In previous years, CHAPS has partially closed down for the winter season. After attending conferences related to equine therapy and learning statistics about the effectiveness of that type of therapy for children, elderly and veterans, CHAPS executive director Kristen Marcus chose to reach out to Sheridan’s local organizations and start pilot programs during the colder months. At the conference, she learned of more research indicating success with veterans suffering from post-traumatic stress disorder and those living with dementia — a demographic for which the Sheridan community has recently pushed to find consistent aid.
The CDC, Day Break and Veterans’ Home agreed to participate, all elated that the organization was willing to bring its services to their facilities, which is sometimes the hardest obstacle to overcome.
“The downside for some of the veterans was the commute to Sheridan,” Zac Owens said, who is the activities specialist alongside activities director Mary Sue Williams at the Veterans’ Home.
“With the program coming to Buffalo with the demonstrations, they’re a lot more excited.”
The Veterans’ Home and Day Break work with many people who have past experience and history with horses so bringing a horse, which is familiar, into their respective establishments is exciting and a new therapeutic solution.

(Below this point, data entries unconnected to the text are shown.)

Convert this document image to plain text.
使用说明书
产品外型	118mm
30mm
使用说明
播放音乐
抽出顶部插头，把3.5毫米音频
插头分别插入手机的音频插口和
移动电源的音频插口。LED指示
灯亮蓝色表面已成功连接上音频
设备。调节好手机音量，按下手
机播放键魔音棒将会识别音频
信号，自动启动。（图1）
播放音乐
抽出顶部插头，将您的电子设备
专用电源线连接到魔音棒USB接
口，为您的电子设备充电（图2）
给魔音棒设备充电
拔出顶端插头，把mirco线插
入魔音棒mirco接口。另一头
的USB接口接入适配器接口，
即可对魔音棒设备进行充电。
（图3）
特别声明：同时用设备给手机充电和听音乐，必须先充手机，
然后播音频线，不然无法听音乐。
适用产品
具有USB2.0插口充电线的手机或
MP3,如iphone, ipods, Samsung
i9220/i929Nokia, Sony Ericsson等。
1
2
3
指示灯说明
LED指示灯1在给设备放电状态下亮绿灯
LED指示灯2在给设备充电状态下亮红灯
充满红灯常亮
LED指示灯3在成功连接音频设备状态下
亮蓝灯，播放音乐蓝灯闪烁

“A lot of our people come from ranching and farming backgrounds, and I’m excited for it in that way,” Day Break director Barb Blue said. “It’ll also be exciting to have a horse inside.”
Blue said some of the Day Break clients used to break and train horses.
“I’m excited for them to be able to have that interaction with the animals that they don’t get anymore,” Blue said.
The Day Break equine therapy program is only partially funded at this point, and will continue for half the time of the other two pilot programs unless financial backing is found.
While the seniors and veterans may have familiarity with horses, some of the young children served by the CDC are not experienced with the animals, which may mean a longer transition into the experience. The children will have the opportunity to dress the horse up and learn practical skills of how to interact with the animal.
CDC director Marsha Riley always ensures safety of the children first, and in working with CHAPS, Riley was impressed by the professionalism and care the program directors took to ensure the safety and comfort of every child.
“It’s so impressive to work with a group who doesn’t think, ‘Oh we need to start tomorrow,’ a group that looks out to the future and really does forecast things and what they need,” Riley said.
Riley said she believes the program initiatives will result in positive outcomes for most children.
“Part of this program and the CHAPS group is teaching the children how to care for something else, to care for a live animal,” Riley said. “We’re confident that most of the children will really have a wonderful time and that CHAPS will get those who might be a little bit standoffish a little bit closer.”
All three of the programs will begin in the coming weeks.
The pilot winter program for CHAPS aims to offer benefits for all involved, keeping the organization running in what usually is a slow season and giving targeted groups an opportunity to work with horses for mental, physical and developmental health.